The hippie mailman delivers the mail.

Toys, books and local magazines and newspapers litter the joint. Community notices everywhere, fighting this, fighting that.

Plants, live ones, hang in the corners.

Old theater seats and an old restaurant booth.

A discussion about Pokemon between the male barista and two customers unfolds. Then it segues to Trump.

Otis Redding plays, then Sly. Not the hits. It’s a personal playlist, not a robot-generated one.

Again, there is no plot here, but it is a non-corporate plotless going on.

Three nurses clad in black scrubs walk by the window. They both have tree tattoos on their arms.

A man in a suit carries a case of Proseco.

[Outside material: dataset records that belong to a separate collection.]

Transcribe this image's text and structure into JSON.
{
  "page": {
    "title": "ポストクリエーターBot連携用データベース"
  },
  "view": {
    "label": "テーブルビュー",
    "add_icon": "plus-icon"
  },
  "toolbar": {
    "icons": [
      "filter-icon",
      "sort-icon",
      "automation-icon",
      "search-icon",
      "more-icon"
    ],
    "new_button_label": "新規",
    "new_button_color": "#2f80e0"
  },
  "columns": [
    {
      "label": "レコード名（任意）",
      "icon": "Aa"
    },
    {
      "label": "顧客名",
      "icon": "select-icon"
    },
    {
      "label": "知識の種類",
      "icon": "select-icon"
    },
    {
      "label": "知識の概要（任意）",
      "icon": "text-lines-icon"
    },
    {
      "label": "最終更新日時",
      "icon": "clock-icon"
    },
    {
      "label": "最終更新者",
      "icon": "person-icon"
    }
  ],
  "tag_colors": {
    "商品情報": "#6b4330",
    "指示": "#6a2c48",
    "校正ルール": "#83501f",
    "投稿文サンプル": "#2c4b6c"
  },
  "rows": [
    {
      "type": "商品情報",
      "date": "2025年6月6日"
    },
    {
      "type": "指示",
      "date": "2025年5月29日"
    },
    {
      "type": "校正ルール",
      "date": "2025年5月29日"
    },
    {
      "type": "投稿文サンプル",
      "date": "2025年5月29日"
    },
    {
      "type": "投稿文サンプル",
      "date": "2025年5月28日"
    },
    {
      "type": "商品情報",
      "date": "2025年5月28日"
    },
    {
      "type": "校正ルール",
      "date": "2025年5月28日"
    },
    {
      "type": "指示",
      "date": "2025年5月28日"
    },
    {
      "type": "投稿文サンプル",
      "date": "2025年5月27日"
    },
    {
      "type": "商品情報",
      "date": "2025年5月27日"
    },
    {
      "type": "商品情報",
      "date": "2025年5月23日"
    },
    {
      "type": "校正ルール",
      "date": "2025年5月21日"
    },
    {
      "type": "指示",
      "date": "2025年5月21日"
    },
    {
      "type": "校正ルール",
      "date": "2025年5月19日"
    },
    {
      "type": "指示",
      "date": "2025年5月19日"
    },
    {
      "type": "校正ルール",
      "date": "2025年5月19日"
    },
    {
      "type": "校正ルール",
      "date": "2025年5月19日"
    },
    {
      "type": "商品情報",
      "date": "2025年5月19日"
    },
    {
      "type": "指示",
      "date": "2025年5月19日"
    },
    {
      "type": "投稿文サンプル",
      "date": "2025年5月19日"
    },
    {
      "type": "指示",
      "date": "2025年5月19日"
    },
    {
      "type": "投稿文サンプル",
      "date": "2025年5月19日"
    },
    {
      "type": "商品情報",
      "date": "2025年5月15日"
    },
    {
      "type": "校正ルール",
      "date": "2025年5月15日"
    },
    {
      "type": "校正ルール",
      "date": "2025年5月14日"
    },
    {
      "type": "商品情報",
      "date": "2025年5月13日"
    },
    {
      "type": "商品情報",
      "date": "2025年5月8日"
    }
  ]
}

Idea for a short story: a hip coffee shop serves only drip Yuban, Maxwell House and Folgers. Nothing else. It catches on. It becomes a big hit. The owner opens a second store, then another, then a chain. An IPO is issued. The stock goes through the roof. The coffee never changes. The owner retains his integrity. She pays a living family wage to employees and provides health care benefits. The employees unionize and the shops become popular with revolutionaries. Revolution foments in the shops and it eventually succeeds. The new government issues new currency and Rachel Carson and Arthur Ashe are two of the new faces. “What’s Going On?” by Marvin Gaye becomes the new national anthem.

See where a mind can drift in a non-corporate coffee shop?